Daliśmy niepełnosprawnym znacznie więcej niż 50 czy 100 zł. (…) Nieograniczony dostęp dzisiaj do świadczeń rehabilitacyjnych czy dostęp do produktów medycznych to realne oszczędności w portfelach. Tego chcieli. Ten protest zaczął się właśnie od tych postulatów
—podkreślił szef Komitetu Stałego Rady Ministrów Jacek Sasin, który był gościem red. Bogdana Rymanowskiego w programie „Jeden na jeden” TVN24.
Polityk pytany był o zbliżające się zgromadzenie NATO i protest, który trwa w Sejmie.
Na pewno nie jest to komfortowa sytuacja, że zgromadzenie parlamentarne NATO będzie się odbywało w parlamencie, w którym trwa również ten protest, ale z drugiej strony nie przesadzajmy, to nie jest nic w demokratycznych państwach nadzwyczajnego. Protesty w wielu krajach trwają, są pewną codziennością, jak popatrzymy na inne kraje UE
—stwierdził Sasin.
Gość Rymanowskiego odniósł się również do wczorajszej wizyty Lecha Wałęsy w Sejmie, gdzie b. prezydent spotkał się z protestującymi.
To była naprawdę wyjątkowo groteskowa wizyta. (…) Przede wszystkim obnażył prawdziwą intencję tych, którzy przychodzą do protestujących. Nie chcę w żaden sposób oskarżać protestujących o to, że nimi kierują jakieś bardzo polityczne intencje. Rozumiem, że to pewna dramatyczna sytuacja osób niepełnosprawnych, ich opiekunów, którzy chcieliby bardzo radykalnej poprawy swojego losu, mają do tego prawo.
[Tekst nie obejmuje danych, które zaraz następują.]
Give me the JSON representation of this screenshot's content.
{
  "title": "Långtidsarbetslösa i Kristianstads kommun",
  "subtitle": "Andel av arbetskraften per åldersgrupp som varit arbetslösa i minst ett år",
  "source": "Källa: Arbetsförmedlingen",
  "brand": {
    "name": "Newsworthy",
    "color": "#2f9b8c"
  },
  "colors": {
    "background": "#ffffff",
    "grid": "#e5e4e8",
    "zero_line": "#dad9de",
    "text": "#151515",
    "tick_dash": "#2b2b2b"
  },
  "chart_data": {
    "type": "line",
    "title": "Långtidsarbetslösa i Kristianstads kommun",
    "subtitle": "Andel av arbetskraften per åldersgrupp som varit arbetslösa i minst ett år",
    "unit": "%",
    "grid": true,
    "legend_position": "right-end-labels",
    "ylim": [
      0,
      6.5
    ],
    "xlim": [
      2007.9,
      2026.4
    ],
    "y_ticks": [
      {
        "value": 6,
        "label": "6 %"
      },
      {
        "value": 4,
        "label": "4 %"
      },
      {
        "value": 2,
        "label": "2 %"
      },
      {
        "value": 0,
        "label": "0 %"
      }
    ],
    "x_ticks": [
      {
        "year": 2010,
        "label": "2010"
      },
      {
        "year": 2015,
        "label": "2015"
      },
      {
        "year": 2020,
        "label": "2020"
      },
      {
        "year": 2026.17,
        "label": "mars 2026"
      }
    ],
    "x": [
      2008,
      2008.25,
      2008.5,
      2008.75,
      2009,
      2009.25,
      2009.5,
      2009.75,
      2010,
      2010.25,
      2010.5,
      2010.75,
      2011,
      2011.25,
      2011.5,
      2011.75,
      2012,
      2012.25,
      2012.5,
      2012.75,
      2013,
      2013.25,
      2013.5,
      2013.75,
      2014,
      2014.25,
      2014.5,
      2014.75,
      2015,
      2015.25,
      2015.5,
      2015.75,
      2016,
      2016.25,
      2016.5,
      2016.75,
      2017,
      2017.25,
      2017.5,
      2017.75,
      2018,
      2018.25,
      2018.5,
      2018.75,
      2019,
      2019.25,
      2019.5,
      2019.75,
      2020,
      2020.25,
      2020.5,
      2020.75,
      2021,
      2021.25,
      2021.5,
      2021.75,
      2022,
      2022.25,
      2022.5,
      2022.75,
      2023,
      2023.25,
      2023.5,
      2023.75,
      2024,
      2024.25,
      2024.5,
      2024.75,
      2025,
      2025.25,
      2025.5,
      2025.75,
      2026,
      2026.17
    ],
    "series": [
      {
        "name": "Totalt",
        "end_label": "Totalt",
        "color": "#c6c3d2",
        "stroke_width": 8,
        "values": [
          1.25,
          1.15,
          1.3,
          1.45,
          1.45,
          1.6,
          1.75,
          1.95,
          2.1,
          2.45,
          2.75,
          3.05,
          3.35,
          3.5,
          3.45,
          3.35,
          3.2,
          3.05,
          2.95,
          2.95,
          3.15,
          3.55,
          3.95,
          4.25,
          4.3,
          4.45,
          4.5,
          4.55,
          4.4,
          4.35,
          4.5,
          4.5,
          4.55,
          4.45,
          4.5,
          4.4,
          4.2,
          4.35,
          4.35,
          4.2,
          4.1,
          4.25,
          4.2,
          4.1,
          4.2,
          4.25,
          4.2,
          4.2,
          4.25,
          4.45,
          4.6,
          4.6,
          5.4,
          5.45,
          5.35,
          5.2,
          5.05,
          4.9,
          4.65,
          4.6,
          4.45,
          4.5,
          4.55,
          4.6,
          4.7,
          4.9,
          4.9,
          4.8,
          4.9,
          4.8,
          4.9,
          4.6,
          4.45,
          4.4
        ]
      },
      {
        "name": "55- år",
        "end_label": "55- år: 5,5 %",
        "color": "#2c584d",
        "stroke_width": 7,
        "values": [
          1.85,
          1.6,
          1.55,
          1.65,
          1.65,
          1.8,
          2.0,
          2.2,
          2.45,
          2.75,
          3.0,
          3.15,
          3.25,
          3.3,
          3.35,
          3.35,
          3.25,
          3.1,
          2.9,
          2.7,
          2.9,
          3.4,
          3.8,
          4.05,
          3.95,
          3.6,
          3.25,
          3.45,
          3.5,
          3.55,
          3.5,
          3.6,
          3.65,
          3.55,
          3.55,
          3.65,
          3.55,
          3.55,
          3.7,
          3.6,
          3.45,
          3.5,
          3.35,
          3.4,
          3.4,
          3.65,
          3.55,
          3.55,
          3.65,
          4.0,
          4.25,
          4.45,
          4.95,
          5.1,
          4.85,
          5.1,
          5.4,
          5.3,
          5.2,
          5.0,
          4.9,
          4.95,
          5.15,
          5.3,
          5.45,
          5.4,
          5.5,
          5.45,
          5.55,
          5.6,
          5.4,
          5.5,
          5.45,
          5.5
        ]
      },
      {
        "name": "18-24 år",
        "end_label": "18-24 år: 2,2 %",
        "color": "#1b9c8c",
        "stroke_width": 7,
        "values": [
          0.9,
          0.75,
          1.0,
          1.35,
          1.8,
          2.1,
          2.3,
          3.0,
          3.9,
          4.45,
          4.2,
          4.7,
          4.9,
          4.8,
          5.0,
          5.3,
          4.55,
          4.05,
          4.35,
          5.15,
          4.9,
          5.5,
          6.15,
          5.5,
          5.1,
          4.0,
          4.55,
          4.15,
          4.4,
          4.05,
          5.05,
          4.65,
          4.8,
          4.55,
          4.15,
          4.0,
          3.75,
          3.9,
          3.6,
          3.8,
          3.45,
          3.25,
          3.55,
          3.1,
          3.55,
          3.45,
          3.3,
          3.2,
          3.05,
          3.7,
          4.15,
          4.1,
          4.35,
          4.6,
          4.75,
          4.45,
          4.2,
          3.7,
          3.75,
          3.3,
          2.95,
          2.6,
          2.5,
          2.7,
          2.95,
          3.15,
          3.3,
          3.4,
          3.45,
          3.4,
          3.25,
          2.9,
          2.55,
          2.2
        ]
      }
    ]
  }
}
Ale ci, którzy chcą wykorzystać ten protest do zbicia politycznego kapitału, zachowują się rzeczywiście w sposób niegodny i Lech Wałęsa wczoraj do nich dołączył
—zaznaczył Sasin.
W programie rozmawiano również o niedzielnych wydarzeniach w Poznaniu, podczas meczu Lech Poznań - Legia Warszawa.
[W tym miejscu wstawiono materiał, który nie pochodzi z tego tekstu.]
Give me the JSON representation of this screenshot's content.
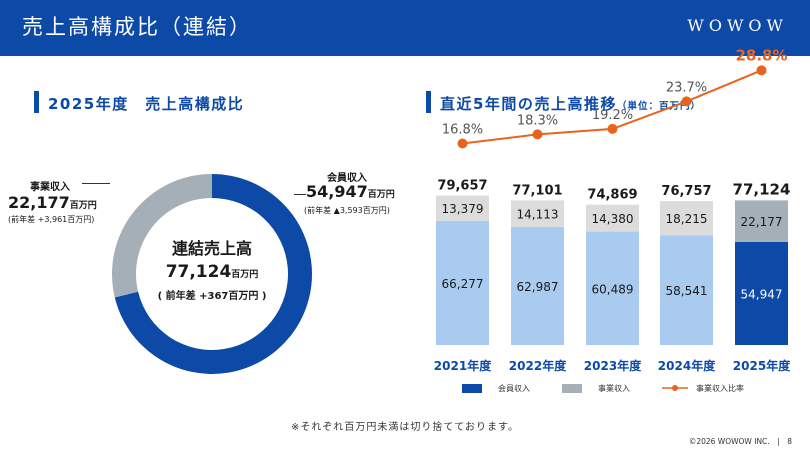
{
  "header": {
    "title": "売上高構成比（連結）",
    "logo": "WOWOW"
  },
  "left_section": {
    "title": "2025年度　売上高構成比",
    "center": {
      "title": "連結売上高",
      "value": "77,124",
      "unit": "百万円",
      "diff": "( 前年差 +367百万円 )"
    },
    "members": {
      "label": "会員収入",
      "value": "54,947",
      "unit": "百万円",
      "diff": "(前年差 ▲3,593百万円)"
    },
    "business": {
      "label": "事業収入",
      "value": "22,177",
      "unit": "百万円",
      "diff": "(前年差 +3,961百万円)"
    }
  },
  "right_section": {
    "title": "直近5年間の売上高推移",
    "unit_note": "（単位：百万円）"
  },
  "chart_data": [
    {
      "type": "pie",
      "labels": [
        "会員収入",
        "事業収入"
      ],
      "values": [
        54947,
        22177
      ],
      "colors": [
        "#0d4aa8",
        "#a5afb8"
      ],
      "donut": true
    },
    {
      "type": "bar",
      "stacked": true,
      "categories": [
        "2021年度",
        "2022年度",
        "2023年度",
        "2024年度",
        "2025年度"
      ],
      "series": [
        {
          "name": "会員収入",
          "values": [
            66277,
            62987,
            60489,
            58541,
            54947
          ],
          "labels": [
            "66,277",
            "62,987",
            "60,489",
            "58,541",
            "54,947"
          ],
          "colors": [
            "#a8cbef",
            "#a8cbef",
            "#a8cbef",
            "#a8cbef",
            "#0d4aa8"
          ]
        },
        {
          "name": "事業収入",
          "values": [
            13379,
            14113,
            14380,
            18215,
            22177
          ],
          "labels": [
            "13,379",
            "14,113",
            "14,380",
            "18,215",
            "22,177"
          ],
          "colors": [
            "#dcdcdc",
            "#dcdcdc",
            "#dcdcdc",
            "#dcdcdc",
            "#a5afb8"
          ]
        }
      ],
      "totals": [
        "79,657",
        "77,101",
        "74,869",
        "76,757",
        "77,124"
      ],
      "line": {
        "name": "事業収入比率",
        "values": [
          16.8,
          18.3,
          19.2,
          23.7,
          28.8
        ],
        "labels": [
          "16.8%",
          "18.3%",
          "19.2%",
          "23.7%",
          "28.8%"
        ],
        "color": "#e8641e"
      },
      "legend": {
        "members": "会員収入",
        "business": "事業収入",
        "ratio": "事業収入比率",
        "position": "bottom"
      }
    }
  ],
  "footnote": "※それぞれ百万円未満は切り捨てております。",
  "copyright": "©2026 WOWOW INC.",
  "page_number": "8",
  "colors": {
    "brand": "#0d4aa8",
    "orange": "#e8641e"
  }
}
Na wtorkowym posiedzeniu Rady Ministrów szef MSWiA Joachim Brudziński będzie mówił o działaniach, które zamierza podjąć ws. problemu pseudokibiców na stadionach; w tej sprawie potrzeba systemowego rozwiązania
—zapowiedział szef Komitetu Stałego Rady Ministrów Jacek Sasin.
Niedzielny mecz w Poznaniu między miejscowym Lechem a Legią Warszawa został przerwany przez sędziego w 77. minucie po tym, jak na murawę stadionu rzucono race i na stadion wbiegli poznańscy kibice. Interweniowało ok. 200 policjantów, którzy przegonili chuliganów z powrotem do sektorów.
Sasin, pytany w TVN24 o tę sytuację ocenił, że pokazuje ona, iż dotychczasowe rozwiązania, jakie wprowadzono by wyeliminować problem pseudokibiców ma meczach piłkarskich nie były wystarczająco skuteczne.
Trzeba pójść drogą, którą poszli Anglicy, którym udało się wyeliminować plagę pseudokibiców i burd na stadionach
—dodał.
Dzisiaj na posiedzeniu Rady Ministrów minister spraw wewnętrznych i administracji Joachim Brudziński będzie mówił o działaniach, które zamierza podjąć
—oświadczył Sasin. Według niego w tej sprawie należy znaleźć „rozwiązania systemowe”.
Szef Komitetu Stałego Rady Ministrów zapewnił ponadto, że rząd jest zdeterminowany by rozwiązać ten problem. Według niego, w rozmowach na ten temat powinny wziąć też udział kluby piłkarskie.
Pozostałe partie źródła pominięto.